- dotTech - https://dottech.org -

The story of the fake VirusTotal

So you’ve probably visited VirusTotal [1] in the past to scan your files. For those that haven’t, VirusTotal is an online, free service that scans your uploaded file(s) – limited to 10 MB in size – with 43 different antivirus engines.

Apparently some scumbag(s) decided to take advantage of VirusTotal’s popularity. Recently someone used VirusTotal’s name to create a fake online virus scanner at hxxp://virus-total.in. (Don’t visit it!)

My suspicious – but curious – mind kicked in once I heard of this site. So, I turned on Sandboxie + Returnil [2], and opened this fake “VirusTotal” website. Once I opened the site, I was greeted with a message telling you to click a button to start scanning.:


Isn’t it strange, that there is no “Upload” button of some kind, or any instructions other than telling you to click “SCAN”? Hmmm… suspicious. After I checked my defenses, I clicked “SCAN”. What happens?
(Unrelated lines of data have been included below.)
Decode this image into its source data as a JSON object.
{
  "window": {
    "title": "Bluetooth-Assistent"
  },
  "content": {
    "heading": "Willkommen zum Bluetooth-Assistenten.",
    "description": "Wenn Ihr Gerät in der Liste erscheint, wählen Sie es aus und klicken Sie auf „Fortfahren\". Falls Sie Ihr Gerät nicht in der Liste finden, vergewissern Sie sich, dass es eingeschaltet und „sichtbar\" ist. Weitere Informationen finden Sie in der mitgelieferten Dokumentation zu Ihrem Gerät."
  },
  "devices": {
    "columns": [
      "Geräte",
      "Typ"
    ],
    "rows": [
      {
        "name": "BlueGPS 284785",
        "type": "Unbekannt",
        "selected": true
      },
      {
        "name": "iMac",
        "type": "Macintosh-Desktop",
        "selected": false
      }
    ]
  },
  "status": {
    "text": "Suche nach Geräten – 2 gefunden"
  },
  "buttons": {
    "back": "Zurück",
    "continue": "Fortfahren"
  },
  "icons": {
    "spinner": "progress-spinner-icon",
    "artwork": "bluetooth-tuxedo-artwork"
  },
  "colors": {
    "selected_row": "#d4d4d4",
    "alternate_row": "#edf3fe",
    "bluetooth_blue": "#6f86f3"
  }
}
Before long, this screen appears:


I have a rogue antivirus?! I trusted my two-layer defense, so I clicked the “OK” button to see if it really was an advert for a fake antivirus, or just a joke. (Please don’t try this at home… or work, for that matter.) The next image that appeared confirmed my fears. The infamous and familiar fake “drive scan” appeared:


Clearly it was… an advert for scareware software (rogue antispyware/antivirus program)!

Fortunately, the site – the fake VirusTotal website – has already been taken down at the time of this posting. However, the moral of the story stands. We should all learn from this: Don’t fall for these type of scams! When you see a message box like the one in the second screenshot above, instantly shut down your computer! When you reboot your computer, if you see some warning message about viruses/spyware on your computer, run a variety of trustworthy, legitimate security software to remove the rogue software. Malwarebyte’s Anti-Malware [6] has become famous for being able to remove rogue scareware crap. SuperAntiSpyware [7] has also gained a reputation for this job. You can also try to use Avira, avast!, or AVG [8] or refer to Ashraf’s 9 best free security apps list [9] for a good list to pick from.

Good luck to everyone and hope no one ever falls for the traps set by opportunist scumbags.